GLEN RIDGE, NJ — Glen Ridge is looking at multiple ways to make streets safer for its residents. Chief among them is an application for a New Jersey Department of Transportation Safe Routes to Schools grant aimed at motivating children to walk and bike to school. According to borough Director of Planning and Development Erik DeLine, the DOT would like to encourage middle and elementary school pupils to participate. The effort is being made, he said, to foster independence in children and reduce vehicular congestion. DeLine noted that many children in Glen Ridge already walk to school.
The borough is asking for $800,000, DeLine said during a Feb. 11 interview. The funding would go to making streets near schools safer for children. But the monies would pay only for construction; engineering would come out of the capital budget. Grant applicants will be notified of grant awards in June.
If the borough’s application is accepted, some new features residents would see are curb extensions near the train station; pedestrian flashing signals in the area; and high-visibility crosswalks. These features would benefit students at three schools, post office patrons and rail commuters. The borough was provided with consultation from Bright View Engineering.

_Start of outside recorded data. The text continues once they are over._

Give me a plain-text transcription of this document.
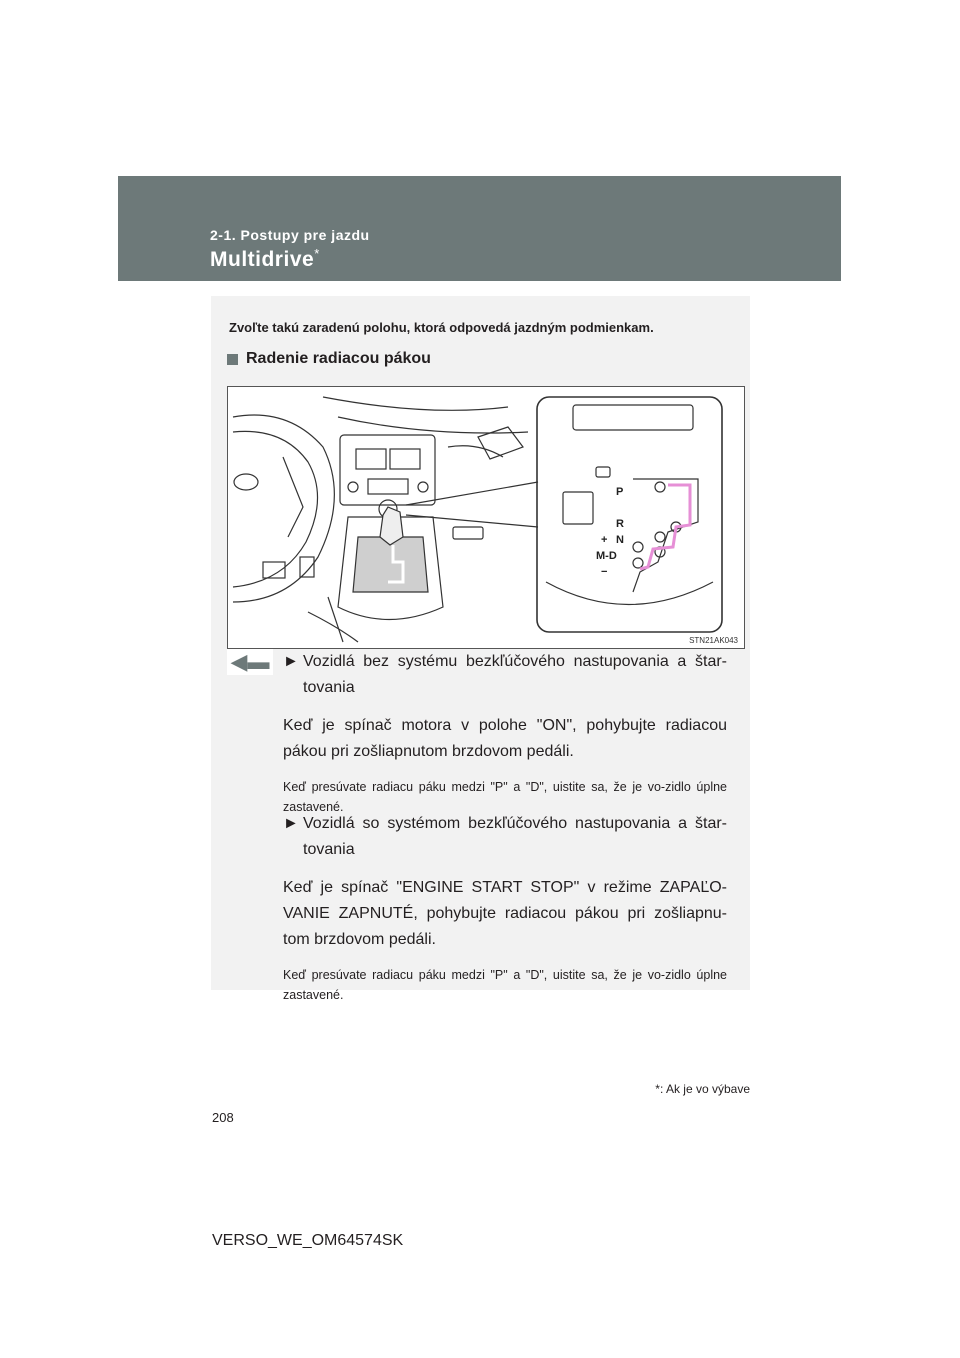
2-1. Postupy pre jazdu
Multidrive*
Zvoľte takú zaradenú polohu, ktorá odpovedá jazdným podmienkam.
Radenie radiacou pákou
P
R
+ N
M-D
−
STN21AK043
◀▬ ► Vozidlá bez systému bezkľúčového nastupovania a štar-tovania
Keď je spínač motora v polohe "ON", pohybujte radiacou pákou pri zošliapnutom brzdovom pedáli.
Keď presúvate radiacu páku medzi "P" a "D", uistite sa, že je vo-zidlo úplne zastavené.
► Vozidlá so systémom bezkľúčového nastupovania a štar-tovania
Keď je spínač "ENGINE START STOP" v režime ZAPAĽO-VANIE ZAPNUTÉ, pohybujte radiacou pákou pri zošliapnu-tom brzdovom pedáli.
Keď presúvate radiacu páku medzi "P" a "D", uistite sa, že je vo-zidlo úplne zastavené.
*: Ak je vo výbave
208
VERSO_WE_OM64574SK
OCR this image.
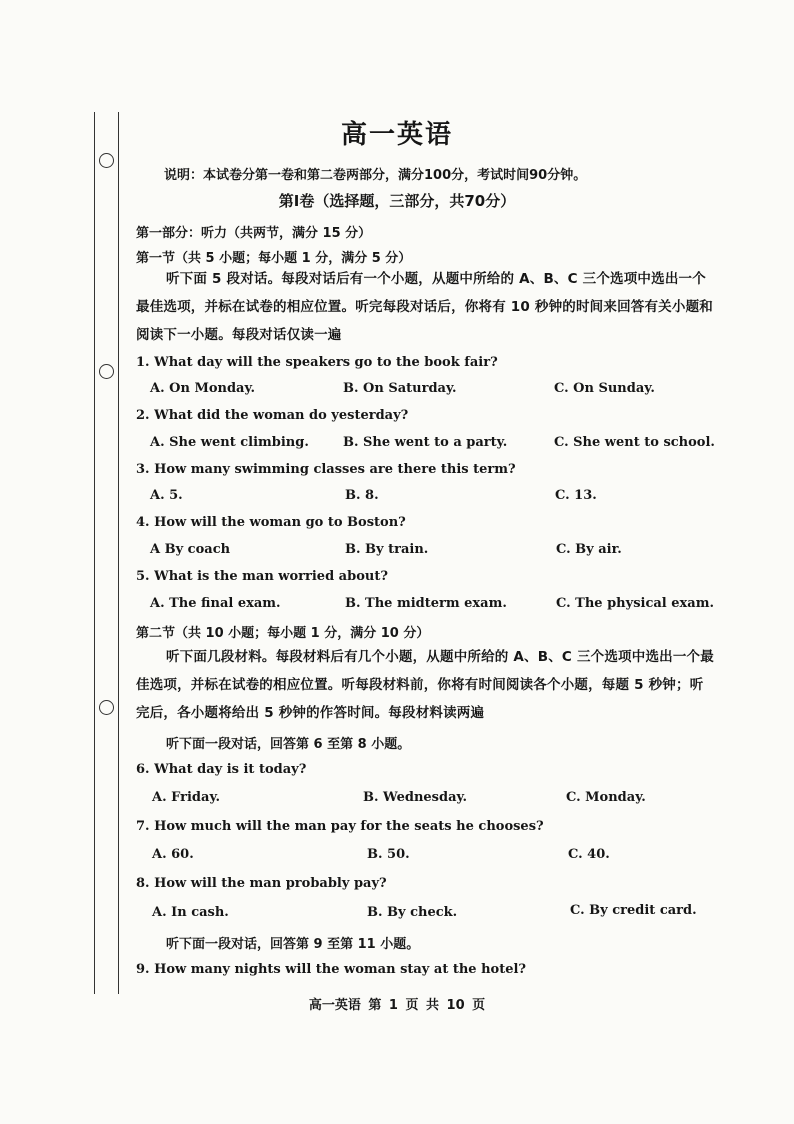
高一英语
说明：本试卷分第一卷和第二卷两部分，满分100分，考试时间90分钟。
第Ⅰ卷（选择题，三部分，共70分）
第一部分：听力（共两节，满分 15 分）
第一节（共 5 小题；每小题 1 分，满分 5 分）
听下面 5 段对话。每段对话后有一个小题，从题中所给的 A、B、C 三个选项中选出一个最佳选项，并标在试卷的相应位置。听完每段对话后，你将有 10 秒钟的时间来回答有关小题和阅读下一小题。每段对话仅读一遍
1. What day will the speakers go to the book fair?
A. On Monday.	B. On Saturday.	C. On Sunday.
2. What did the woman do yesterday?
A. She went climbing.	B. She went to a party.	C. She went to school.
3. How many swimming classes are there this term?
A. 5.	B. 8.	C. 13.
4. How will the woman go to Boston?
A By coach	B. By train.	C. By air.
5. What is the man worried about?
A. The final exam.	B. The midterm exam.	C. The physical exam.
第二节（共 10 小题；每小题 1 分，满分 10 分）
听下面几段材料。每段材料后有几个小题，从题中所给的 A、B、C 三个选项中选出一个最佳选项，并标在试卷的相应位置。听每段材料前，你将有时间阅读各个小题，每题 5 秒钟；听完后，各小题将给出 5 秒钟的作答时间。每段材料读两遍
听下面一段对话，回答第 6 至第 8 小题。
6. What day is it today?
A. Friday.	B. Wednesday.	C. Monday.
7. How much will the man pay for the seats he chooses?
A. 60.	B. 50.	C. 40.
8. How will the man probably pay?
A. In cash.	B. By check.	C. By credit card.
听下面一段对话，回答第 9 至第 11 小题。
9. How many nights will the woman stay at the hotel?
高一英语 第 1 页 共 10 页
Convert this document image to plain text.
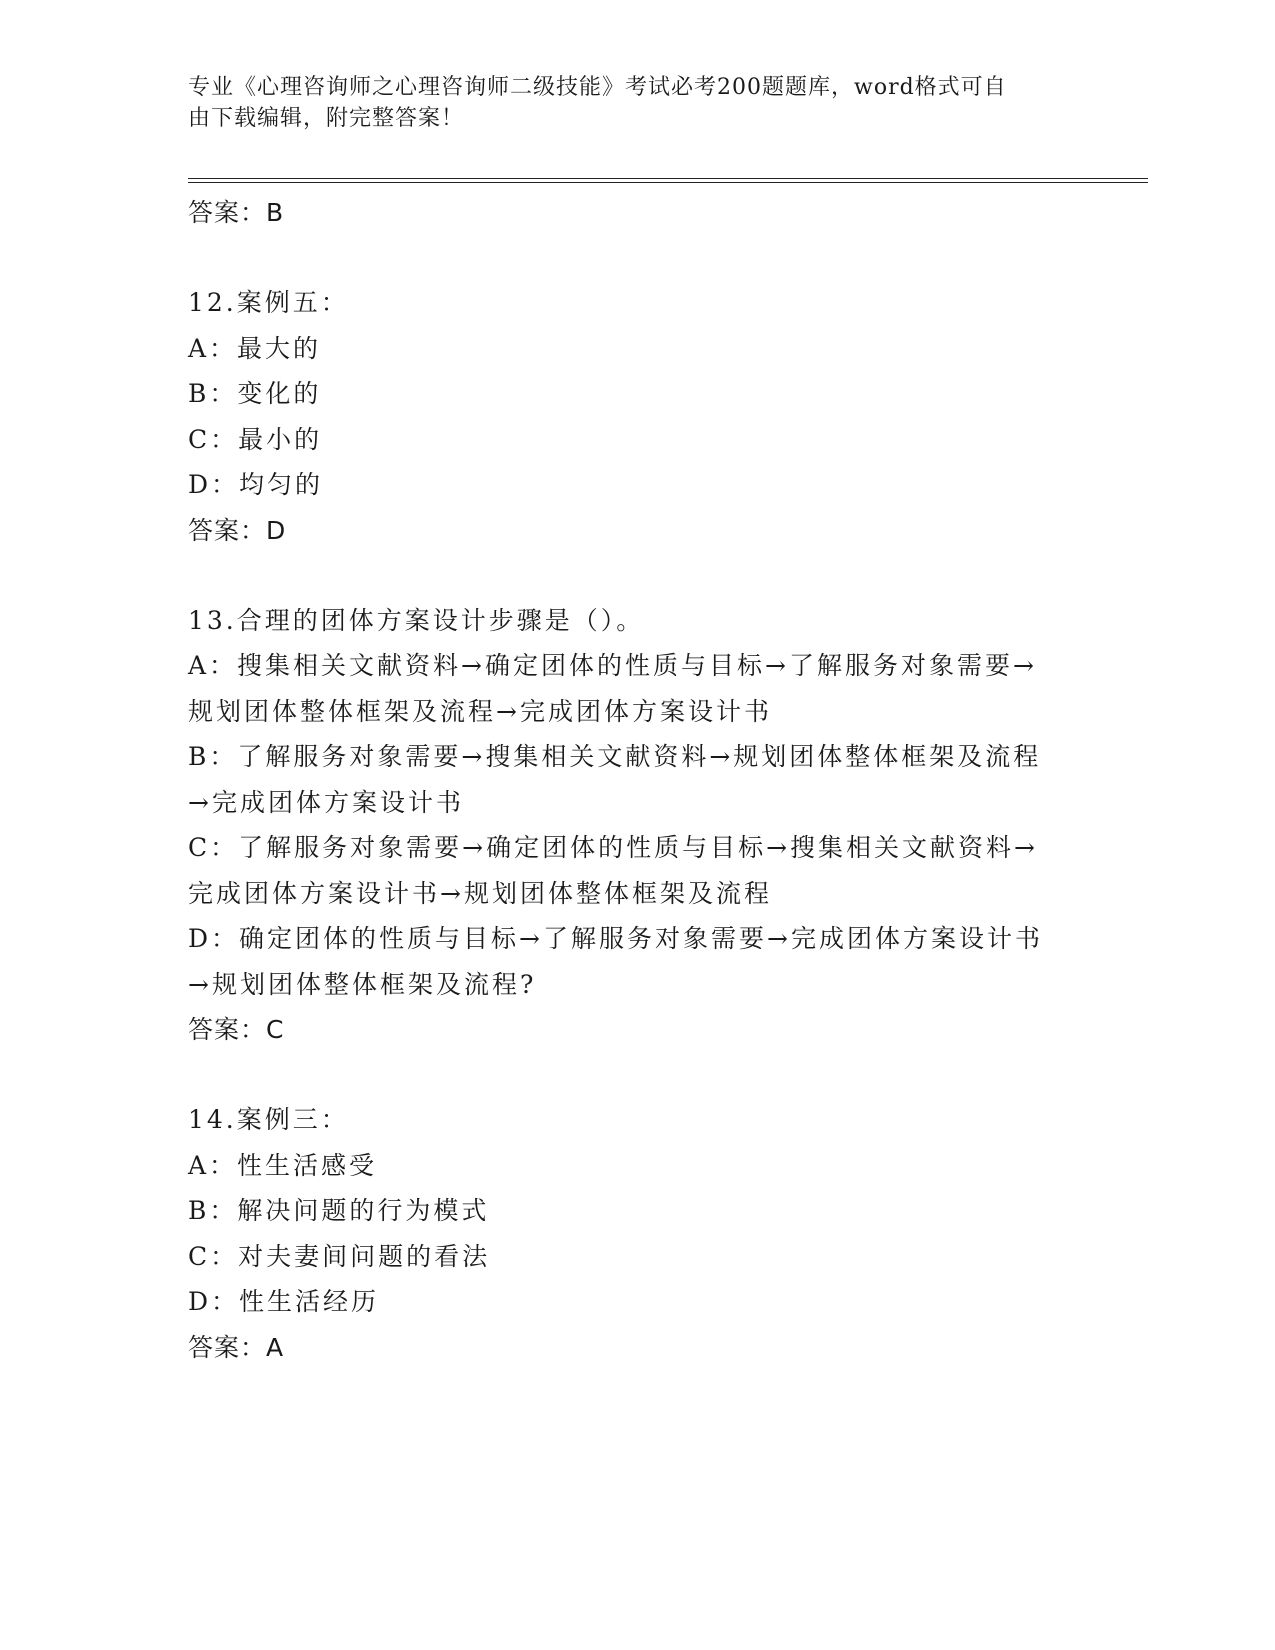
专业《心理咨询师之心理咨询师二级技能》考试必考200题题库，word格式可自
由下载编辑，附完整答案！
答案：B
12.案例五：
A：最大的
B：变化的
C：最小的
D：均匀的
答案：D
13.合理的团体方案设计步骤是（）。
A：搜集相关文献资料→确定团体的性质与目标→了解服务对象需要→
规划团体整体框架及流程→完成团体方案设计书
B：了解服务对象需要→搜集相关文献资料→规划团体整体框架及流程
→完成团体方案设计书
C：了解服务对象需要→确定团体的性质与目标→搜集相关文献资料→
完成团体方案设计书→规划团体整体框架及流程
D：确定团体的性质与目标→了解服务对象需要→完成团体方案设计书
→规划团体整体框架及流程?
答案：C
14.案例三：
A：性生活感受
B：解决问题的行为模式
C：对夫妻间问题的看法
D：性生活经历
答案：A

Ordinarily, a “school arrival tally” — of the number of children arriving and departing school by walking, biking or automobile — is required with the application for a Safe Routes to Schools grant. But DeLine said that, because student numbers were affected by the COVID-19 pandemic, no tally is required until a grant is received.
According to the program’s website, the benefits for children are healthy habits, independence, and pedestrian and bicycling skills. There would also be reduced traffic and congestion near schools.
“People don’t do things if they would be unsafe,” DeLine said. “Once they see improvements, that can create a physiological shift. Some schools do a walk-to-school day.”
DeLine said the grant, offered only every several years, is usually oversubscribed and is very competitive. If the borough does not receive a grant, DeLine said that perhaps some goals can be reached periodically with county support.
At Lincoln Street and Douglas Road, DeLine said a flash-in-motion warning signal has been installed. These solar-powered signs are activated by a moving vehicle and do not emit “visual pollution,” according to DeLine. The more people see a flashing sign, the more they ignore it, he said, but there are numerous ways to reinforce a driver’s good behavior. There is currently a traffic study being considered for Lincoln Street and Douglas Road.
“Right now, Lincoln Street is an uncontrolled intersection,” he said. “But now we’re looking at it as a four-way stop.”
The study will consider the sight distances, crash statistics, vehicle speeds, and the number of pedestrians and vehicles using the intersection.
Two bump-outs would be added at Clark Street and Woodland Road. He also said speed bumps would be installed on Midland Avenue between Carteret Street and the East Orange border, and on High Street between Belleville and Bloomfield avenues.
DeLine said the borough was “looking forward to the creation of the Essex–Hudson Greenway, anything that improves our walking and biking environment.”
The greenway is an approved linear park traveling from Montclair, through Glen Ridge, to Jersey City, along an unused railroad track bed. If realized, it would contain land measuring some 135 acres, 100 feet in width and nearly 9 miles long.
“It’s important to maintain focus on safety,” DeLine said. “We’re taking an incremental approach. We have great partners with the police, council and county. It takes time, but we’re addressing our safety issues.”
A street-smarts campaign publicizing the responsibilities of pedestrians and drivers was done years ago but is also worth exploring again, he said.